大瀬良:2020年7月ごろに「ワーケーション」という単語が一般にも浸透してきました。僕らが本来目指していた「どこでも働ける」というキーワードに近いというところから、「移動しながら働く」ことをマーケティングとしても強めた結果、それが注目のきっかけになったかなと感じています。
最初はワーケーション需要が多かったですが、そのうち多様に使われていくようになりました。家族単位の旅行での利用もそうですし、在宅勤務が増えたことで、普段はいないはずの夫が家にいるストレスから解放されたいという女性たちが使うケースも増えました。僕はこれを「ポジティブ家出」と呼んでいますが、これに限らず、もっと多様な価値観で使われていくといいな、と思いますね。

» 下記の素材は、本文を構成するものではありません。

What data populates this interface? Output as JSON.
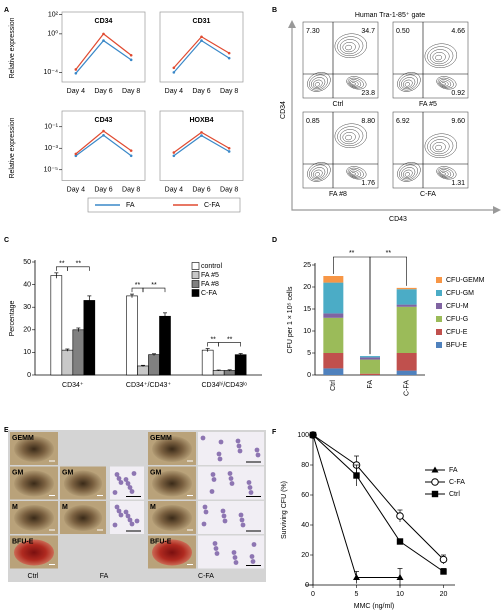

砂田:我々の競合は旅行業界他社ではなく、スマホゲームであり、ネットフリックスであり、飲み屋です。これまでゲームしていた時間に旅行する、飲み代で旅行をする、くらいの感覚を一般的にしたいですね。旅がもっとライフスタイルに深く組み込まれ、暮らしと旅が一体化することで、今いる旅行市場だけではなく、もっと大きな住宅市場にもアプローチができると考えています。
アフターコロナに向けた海外展開についても仕込みを再開しています。ユーザーが多い台湾では100以上のホテルと契約。アウトバウンド先としても常にTOP3に入る韓国をはじめ、東南アジア、ハワイ、グアム、太平洋全域などの人気地域へのアプローチは、フルリモートで採用している海外部隊を中心に進めています。
砂田さんは、目先のもうけよりも自分が「こうあったら面白い」という何十年後の世界に向けてのアクションを行い、変化を見据え続けます。そんな砂田さんの視座の高い言葉を分かりやすく世に伝え、あらゆるアクションプランを実行していく大瀬良さん。それに共鳴した人や「なんだかよく分からないけれど面白そうだ」と感じた人が、次々と彼らのもとに集まります。ふたりの無敵のコンビネーションには、時代のうねりをけん引し、世の中の常識を変えていく力さえ感じます。
HafH、そしてKabuK Styleの今後の事業により、世界はどう変わり、今私たちを縛り付ける何から自由になるのか。多様な価値観で生きられる世界はどうなるのか。「自分がこのアクションを起こしたら、世界がどう変わるのかが人生を通じた研究テーマ」――そう語る砂田さん。世界を舞台とした壮大な実験は、まだ始まったばかりです。